The change might go unnoticed by fans watching a tournament, but the quality of the on-screen product should be much improved. Using an example supplied by the PGA Tour, Bryson DeChambeau missed the green on a par-5 at the Memorial in June, landing 57 feet from the hole. DeChambeau’s performance in these situations was instantaneously transmitted to the broadcast booth, providing the commentators with all the information they needed – such as that DeChambeau was leading the field with a scrambling rate of 80.0 percent – to provide color commentary. Even the most prepared broadcasters don’t always have the data they need at their fingertips; now it appears they won’t have to.
The tour will also use the AI platform to automate content creation, providing round recaps for every player in the field following every round of a tournament, and create more video highlights, allowing it to “easily put out 200 to 250 videos per week,” said Scott Gutterman, vice president of digital operations at the PGA Tour.
Video content for the PGA Tour is important. Unlike a basketball or football game, where everything is happening in front of you, golf tournaments have many moments happening simultaneously in different places, making it difficult to keep up with every player at every juncture of the event. Gutterman looked to the NFL as a possible solution.

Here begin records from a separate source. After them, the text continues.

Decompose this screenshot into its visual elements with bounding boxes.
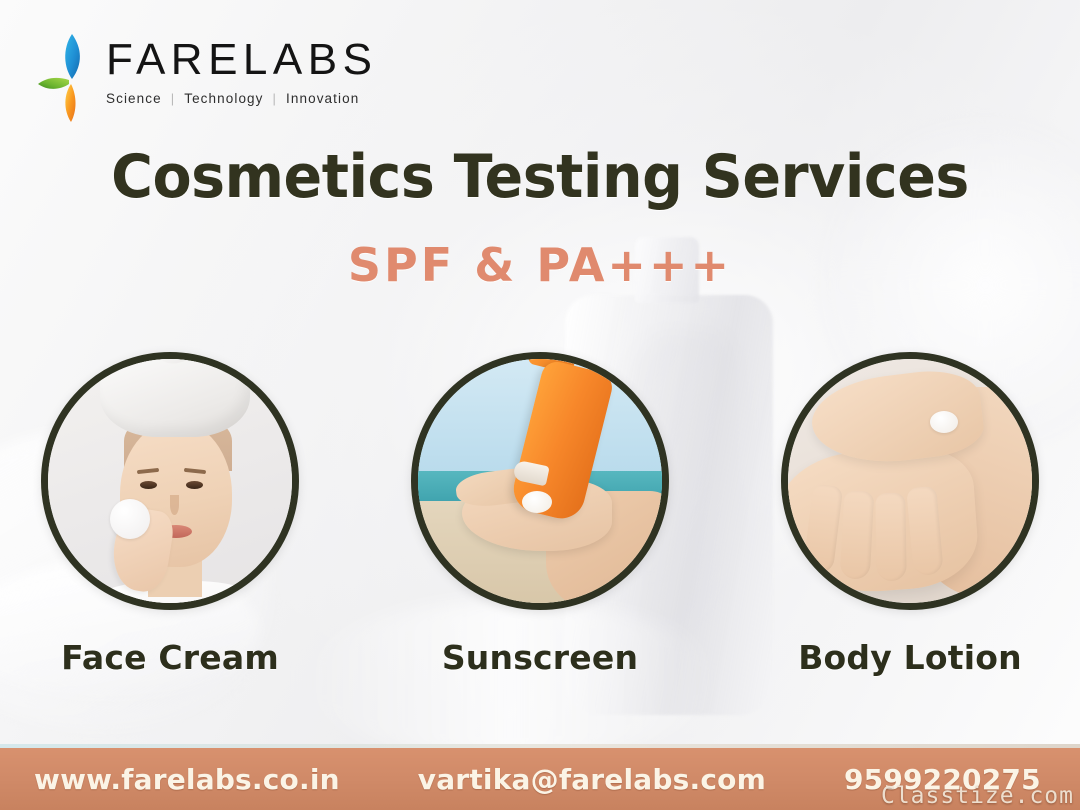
card-label-face-cream: Face Cream <box>61 638 279 677</box>
service-cards: Face Cream Sunscreen <box>0 352 1080 677</box>
brand-name: FARELABS <box>106 38 377 82</box>
contact-email[interactable]: vartika@farelabs.com <box>418 763 766 796</box>
tagline-item-technology: Technology <box>184 91 263 106</box>
brand-logo[interactable]: FARELABS Science | Technology | Innovati… <box>38 32 377 124</box>
circle-image-sunscreen <box>411 352 669 610</box>
tagline-item-science: Science <box>106 91 162 106</box>
tagline-separator: | <box>273 91 277 106</box>
page-title: Cosmetics Testing Services <box>27 142 1053 212</box>
site-watermark: Classtize.com <box>881 783 1074 809</box>
circle-image-face-cream <box>41 352 299 610</box>
brand-text-block: FARELABS Science | Technology | Innovati… <box>106 32 377 106</box>
hands-applying-body-lotion-photo <box>788 359 1032 603</box>
service-card-sunscreen[interactable]: Sunscreen <box>409 352 671 677</box>
service-card-body-lotion[interactable]: Body Lotion <box>779 352 1041 677</box>
contact-website[interactable]: www.farelabs.co.in <box>34 763 340 796</box>
card-label-sunscreen: Sunscreen <box>442 638 638 677</box>
circle-image-body-lotion <box>781 352 1039 610</box>
service-card-face-cream[interactable]: Face Cream <box>39 352 301 677</box>
page-subtitle: SPF & PA+++ <box>0 238 1080 292</box>
hand-dispensing-sunscreen-photo <box>418 359 662 603</box>
brand-tagline: Science | Technology | Innovation <box>106 91 377 106</box>
card-label-body-lotion: Body Lotion <box>798 638 1022 677</box>
tagline-item-innovation: Innovation <box>286 91 359 106</box>
contact-bar: www.farelabs.co.in vartika@farelabs.com … <box>0 748 1080 810</box>
woman-applying-face-cream-photo <box>48 359 292 603</box>
poster-canvas: FARELABS Science | Technology | Innovati… <box>0 0 1080 810</box>
tagline-separator: | <box>171 91 175 106</box>
three-petal-logo-icon <box>38 32 94 124</box>
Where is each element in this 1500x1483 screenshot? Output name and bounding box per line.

“We are trying to figure out how to get video of every shot from every hole across the entire course so we can create something similar to the ‘NFL RedZone,’ which would allow you to go from green to green as players are getting ready to putt for birdie or win an event,” Gutterman said.
The tour plans to do much more with its data, with some of those advancements having a direct impact on sports betting and daily fantasy leagues.

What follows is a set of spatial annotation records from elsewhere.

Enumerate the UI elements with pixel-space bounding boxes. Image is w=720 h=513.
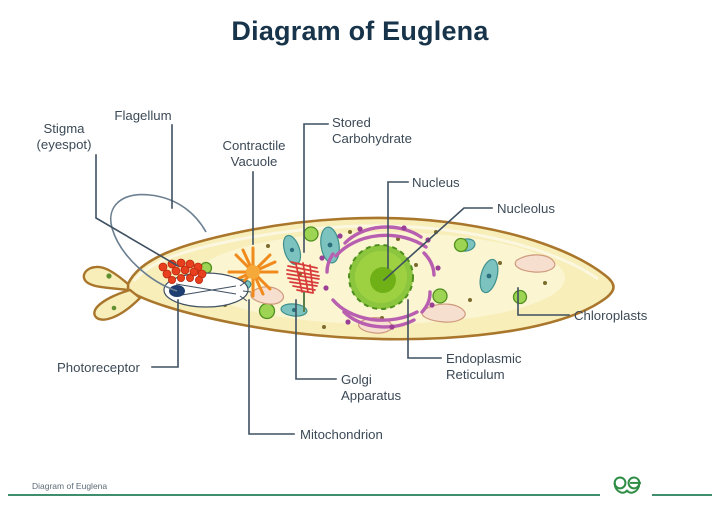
label-endoplasmic-reticulum: Endoplasmic Reticulum [446,351,522,383]
footer-rule-right [652,494,712,496]
label-stored-carbohydrate: Stored Carbohydrate [332,115,412,147]
nucleus [349,245,413,309]
anterior-granule [106,273,111,278]
label-nucleolus: Nucleolus [497,201,555,217]
label-nucleus: Nucleus [412,175,460,191]
label-golgi-apparatus: Golgi Apparatus [341,372,401,404]
anterior-granule [112,306,117,311]
label-photoreceptor: Photoreceptor [57,360,140,376]
leader-stigma [96,155,178,266]
contractile-vacuole-center [246,265,260,279]
label-chloroplasts: Chloroplasts [574,308,647,324]
diagram-page: Diagram of Euglena [0,0,720,513]
footer-rule [8,494,600,496]
footer: Diagram of Euglena [0,465,720,513]
geeksforgeeks-logo [610,473,644,499]
footer-caption: Diagram of Euglena [32,481,107,491]
label-stigma: Stigma (eyespot) [18,121,110,153]
label-contractile-vacuole: Contractile Vacuole [202,138,306,170]
label-mitochondrion: Mitochondrion [300,427,383,443]
label-flagellum: Flagellum [95,108,191,124]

Much like baseball’s analytics revolution in the 1980s and again in the “Moneyball” era, the PGA Tour is about to embark on a learning expedition. However, unlike Bill James’s Project Scoresheet, a plea to fans in 1984 to provide play-by-play accounts of every game because MLB would not, the tour will simply feed the machines and let them figure it out.

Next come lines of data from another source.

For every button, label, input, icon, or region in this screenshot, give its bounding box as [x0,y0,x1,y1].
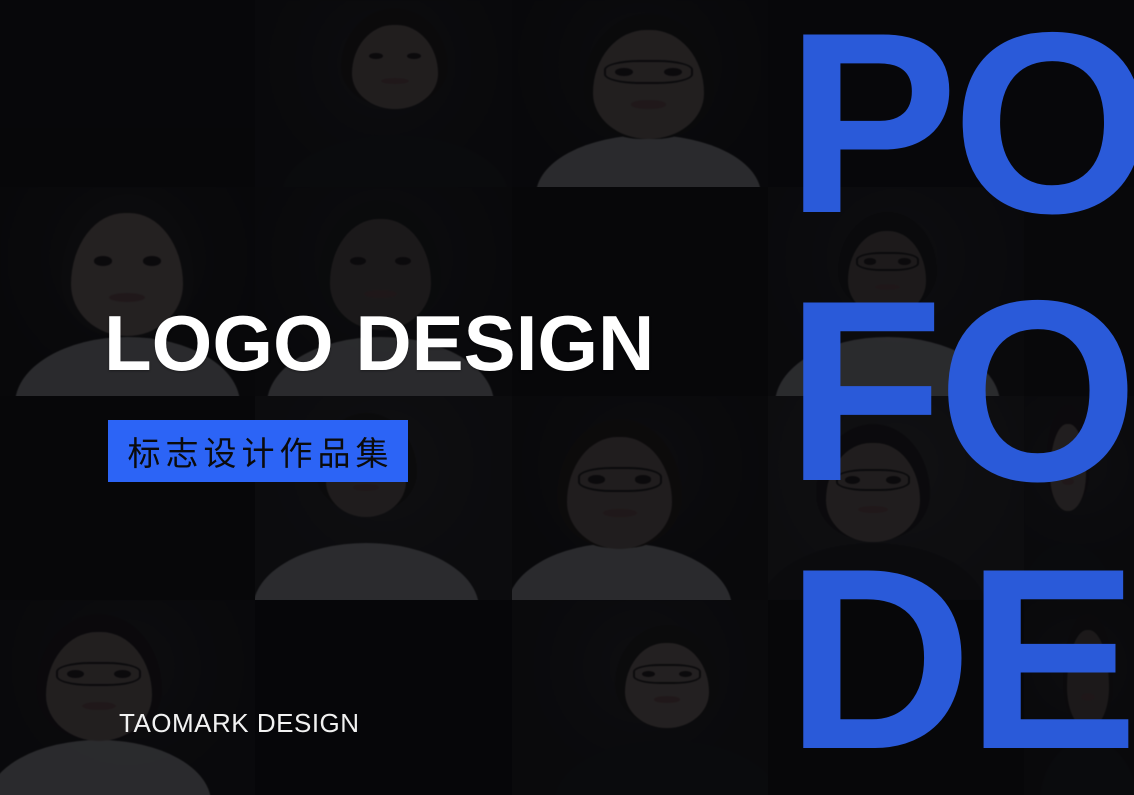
tile-r3c5 [1024,396,1134,600]
tile-r3c4 [768,396,1024,600]
tile-r1c5 [1024,0,1134,187]
poster-canvas: PO FO DE LOGO DESIGN 标志设计作品集 TAOMARK DES… [0,0,1134,795]
tile-r4c3 [512,600,768,795]
tile-r3c3 [512,396,768,600]
tile-r2c5 [1024,187,1134,396]
subtitle-badge-label: 标志设计作品集 [123,427,394,475]
tile-r4c2 [255,600,512,795]
tile-r1c3 [512,0,768,187]
tile-r4c4 [768,600,1024,795]
portrait-illustration [768,187,1024,396]
portrait-illustration [768,396,1024,600]
portrait-illustration [1024,600,1134,795]
subtitle-badge: 标志设计作品集 [108,420,408,482]
portrait-illustration [1024,396,1134,600]
tile-r2c4 [768,187,1024,396]
portrait-illustration [512,0,768,187]
portrait-illustration [255,0,512,187]
page-title: LOGO DESIGN [104,304,654,382]
tile-r1c4 [768,0,1024,187]
photo-mosaic [0,0,1134,795]
tile-r1c2 [255,0,512,187]
portrait-illustration [0,600,255,795]
portrait-illustration [512,600,768,795]
tile-r4c1 [0,600,255,795]
tile-r4c5 [1024,600,1134,795]
brand-footer: TAOMARK DESIGN [119,708,360,739]
tile-r1c1 [0,0,255,187]
portrait-illustration [512,396,768,600]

“This is all about taking this massive database of shot data and creating an artificial-intelligence system that finds the most relevant, most interesting stats that are contextual,” explained Mike Downey, an engineer at Microsoft. “So whatever is going on a golf tournament at that moment will know what is most relevant. The data will help add context so we can have a better understanding of how unique or special any given shot was.”
Perhaps we will learn, definitively, that driving distance isn’t as important as strokes gained off the tee, or that sand play at one event is significantly more important than at another. Maybe a player scrambles better at TPC Potomac than at Augusta National – critical information for sports bettors or daily fantasy players. First up: The PGA Tour will examine, in detail, how players perform on the green.
“We are going to create some new statistics around putting,” Evans said. “We are going to compute stats around putts that break from left to right, right to left, uphill and downhill. We are going to see what are the tendencies in general and then look at those tendencies by player.”
Perhaps that sounds like a small step for such a big database, but remember, baseball’s analytics revolution blossomed around one stat (on-base percentage), too. So there should be little doubt that golf is on the cusp of a significant statistical movement.